In the United States, young adults in particular fare poorly compared with their international competitors of the same ages — not just in math and technology, but also in literacy.

More surprisingly, even middle-aged Americans — who, on paper, are among the best-educated people of their generation anywhere in the world — are barely better than middle of the pack in skills.

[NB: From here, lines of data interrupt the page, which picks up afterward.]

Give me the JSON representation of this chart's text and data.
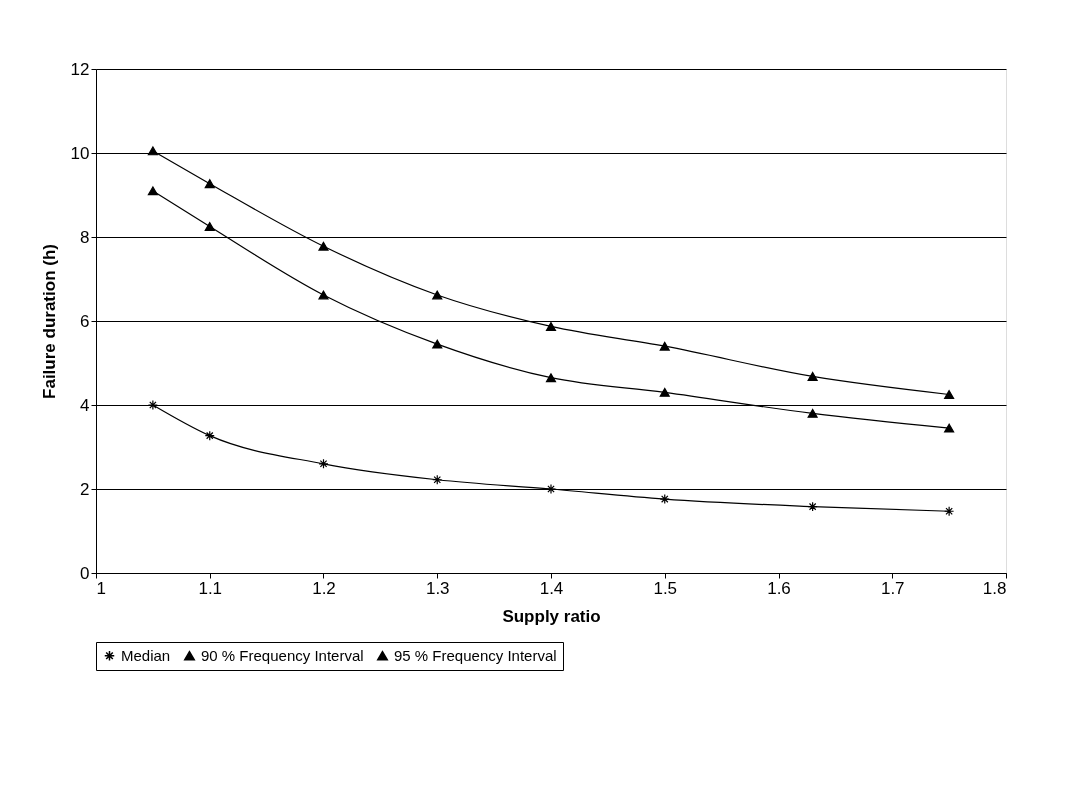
{
  "chart_data": {
    "type": "line",
    "xlabel": "Supply ratio",
    "ylabel": "Failure duration  (h)",
    "x": [
      1.05,
      1.1,
      1.2,
      1.3,
      1.4,
      1.5,
      1.63,
      1.75
    ],
    "series": [
      {
        "name": "Median",
        "color": "#000000",
        "marker": "cross",
        "values": [
          4.0,
          3.27,
          2.6,
          2.22,
          2.0,
          1.76,
          1.58,
          1.47
        ]
      },
      {
        "name": "90 % Frequency Interval",
        "color": "#000000",
        "marker": "triangle",
        "values": [
          9.1,
          8.25,
          6.62,
          5.45,
          4.65,
          4.3,
          3.8,
          3.45
        ]
      },
      {
        "name": "95 % Frequency Interval",
        "color": "#000000",
        "marker": "triangle",
        "values": [
          10.05,
          9.27,
          7.78,
          6.62,
          5.87,
          5.4,
          4.68,
          4.25
        ]
      }
    ],
    "xlim": [
      1,
      1.8
    ],
    "xticks": [
      {
        "value": 1,
        "label": "1"
      },
      1.1,
      1.2,
      1.3,
      1.4,
      1.5,
      1.6,
      1.7,
      1.8
    ],
    "ylim": [
      0,
      12
    ],
    "yticks": [
      0,
      2,
      4,
      6,
      8,
      10,
      12
    ],
    "grid": "y",
    "legend": "bottom",
    "line_style": "solid"
  }
}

My view is that growth will depend on luck in terms of discoveries. One possibility would be discovering a cure for obesity/diabetes. Another possibility would be discovering drugs that improve the ability of young people to learn, by increasing conscientiousness, cognitive ability, or both. Another possibility would be a discovery that makes solar power really inexpensive. Another possibility would be the development of very high skill at manipulating DNA, so that we can “grow a table,” in Rodney Brooks’ phrase.

I am not counting on any of these things happening. I am just saying that you need something really big in order to affect TFP growth.

As Brink points out, public policy could be changed in order to promote growth. However, I think we are less likely to have good luck on the policy front than on the discovery front. I think that policy has a lot of inertia.